Sabah: Yuvama, sevdama, aşkıma döndüm
Cumhurbaşkanı Erdoğan AK Parti Genel Merkezi’nde düzenlenen görkemli törenle, partiye üyelik imzasını attı. Erdoğan konuşmasında yeni dönemin ilk sinyallerini verdi
Cumhurbaşkanı Recep Tayyip Erdoğan, Cumhurbaşkanlığına aday olduğunda "Bu bir veda değil, bu yeni bir başlangıçtır" dediğini anımsatarak, yeni dönemi bir hatim ile değil Fatiha ile başlattıklarını anlattı. Erdoğan, "27 Ağustos 2014 tarihinde milletimiz tarafından cumhurbaşkanlığı görevine seçilmem sebebiyle anayasa gereği ayrılmak zorunda kaldığım, kurucusu olduğum partime, yuvama, sevdama, aşkıma bugün yeniden dönüyorum. Tam 979 gün sonra bu hasret hamdolsun sona eriyor. Bugün burada bir kez daha 'selamünaleyküm' diyerek, heyetinizin içine tekrar dahil oluyorum" dedi.

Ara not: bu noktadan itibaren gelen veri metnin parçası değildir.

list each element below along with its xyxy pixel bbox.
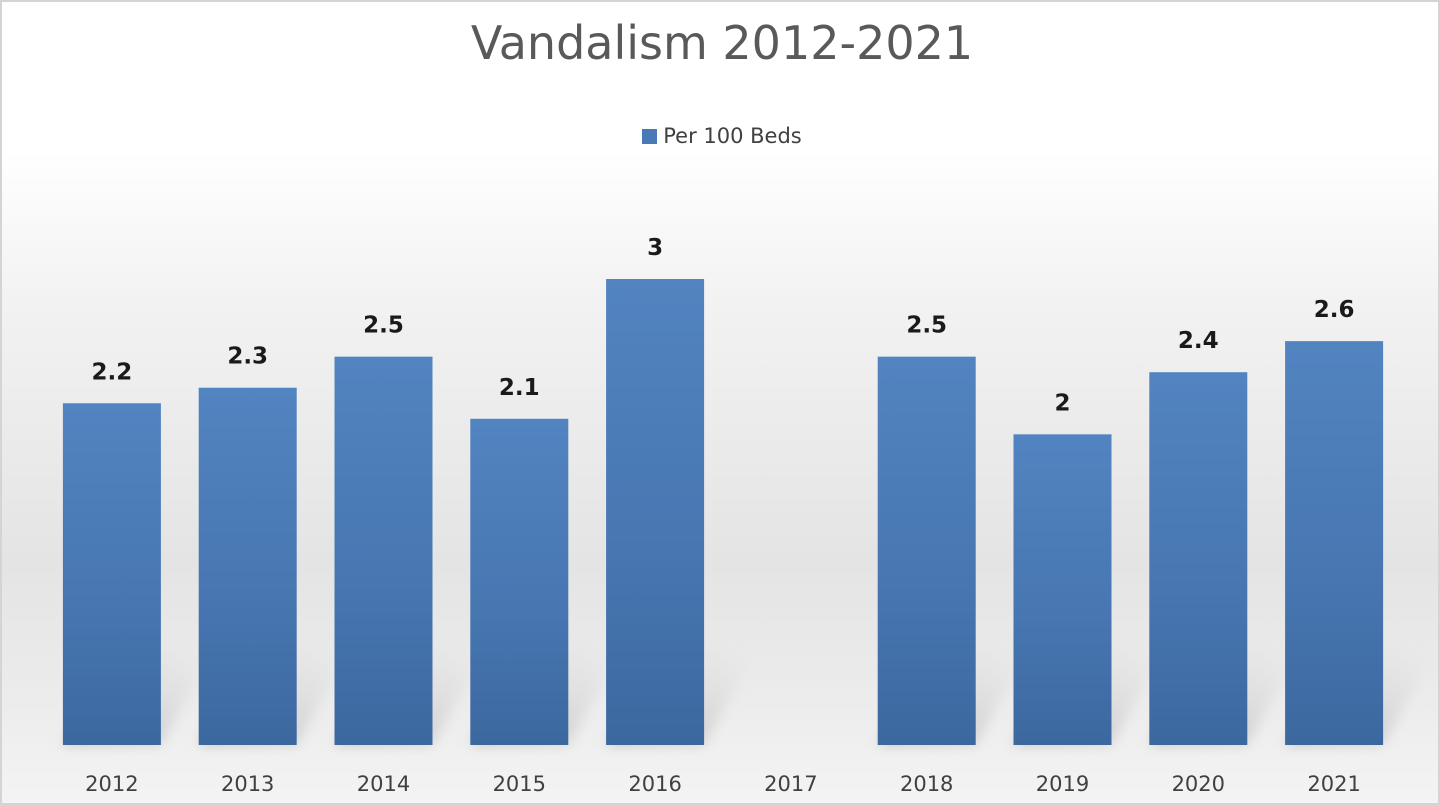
data-label-2016: 3 — [647, 235, 663, 261]
data-label-2020: 2.4 — [1178, 328, 1219, 354]
bar-2013 — [198, 387, 297, 745]
legend-swatch — [642, 129, 658, 144]
x-tick-2015: 2015 — [493, 772, 546, 796]
legend: Per 100 Beds — [2, 124, 1438, 148]
data-label-2019: 2 — [1054, 390, 1070, 416]
bar-2019 — [1013, 434, 1112, 745]
bar-2018 — [877, 356, 976, 745]
x-tick-2013: 2013 — [221, 772, 274, 796]
bar-2016 — [606, 279, 705, 745]
x-tick-2017: 2017 — [764, 772, 817, 796]
chart-title: Vandalism 2012-2021 — [470, 16, 974, 70]
x-tick-2019: 2019 — [1036, 772, 1089, 796]
x-tick-2021: 2021 — [1307, 772, 1360, 796]
x-tick-2020: 2020 — [1172, 772, 1225, 796]
data-label-2013: 2.3 — [227, 344, 268, 370]
bar-2020 — [1149, 372, 1248, 745]
x-tick-2018: 2018 — [900, 772, 953, 796]
data-label-2015: 2.1 — [499, 375, 540, 401]
bar-2015 — [470, 418, 569, 745]
data-label-2018: 2.5 — [906, 313, 947, 339]
bar-2014 — [334, 356, 433, 745]
data-label-2014: 2.5 — [363, 313, 404, 339]
x-tick-2016: 2016 — [628, 772, 681, 796]
bar-2021 — [1285, 341, 1384, 745]
legend-label: Per 100 Beds — [663, 124, 802, 148]
x-tick-2014: 2014 — [357, 772, 410, 796]
bar-2012 — [62, 403, 161, 745]
x-tick-2012: 2012 — [85, 772, 138, 796]
data-label-2012: 2.2 — [92, 359, 133, 385]
data-label-2021: 2.6 — [1314, 297, 1355, 323]
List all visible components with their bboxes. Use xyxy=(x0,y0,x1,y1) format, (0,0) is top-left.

"Bu ayrılık, aslında sadece bir resmi ayrılıktı" ifadesini kullanan Erdoğan şöyle devam etti: Aramızdaki mesafe mevzuat gereği olan bir mesafeydi. Gönlümüz hep beraber oldu, hep beraberdi. Biliyoruz ki gönüllere sınır çizmek, gönüllere duvar örmek mümkün değildir. Biz hep, 'Bu hududu kimler çizmiş gönlüme, dar geliyor gardaşım.' dedik ve işte bu günlere geldik. Bize asırlar gibi gelse de tarihi süreklilik içinde denizde damla misali olan 979 günlük ayrılığımızın sona eriyor olması, beni asıl bu bakımdan heyecanlandırıyor. Biz, milletimiz için çalıştıkça, gayret ettikçe, ter döktükçe milletimiz bize daha çok sahip çıktı. Yeri geldi biz milletimiz için gövdemizi siper ettik, yeri geldi milletimiz bizim için gövdesini siper etti.15 Temmuz bunun çok açık, net bir ispatıydı. Türkiye'ye saldıran herkesin, bizi hedef almasının sebebi budur. Bazıları sanıyor ki mesele şahsımızdır, hükümetimizdir, partimizdir. Hâlbuki mesele milletimizdir, ülkemizdir, devletimizin ta kendisidir, mesele bağımsızlığımızdır, hedeflerimizdir, iddialarımızdır.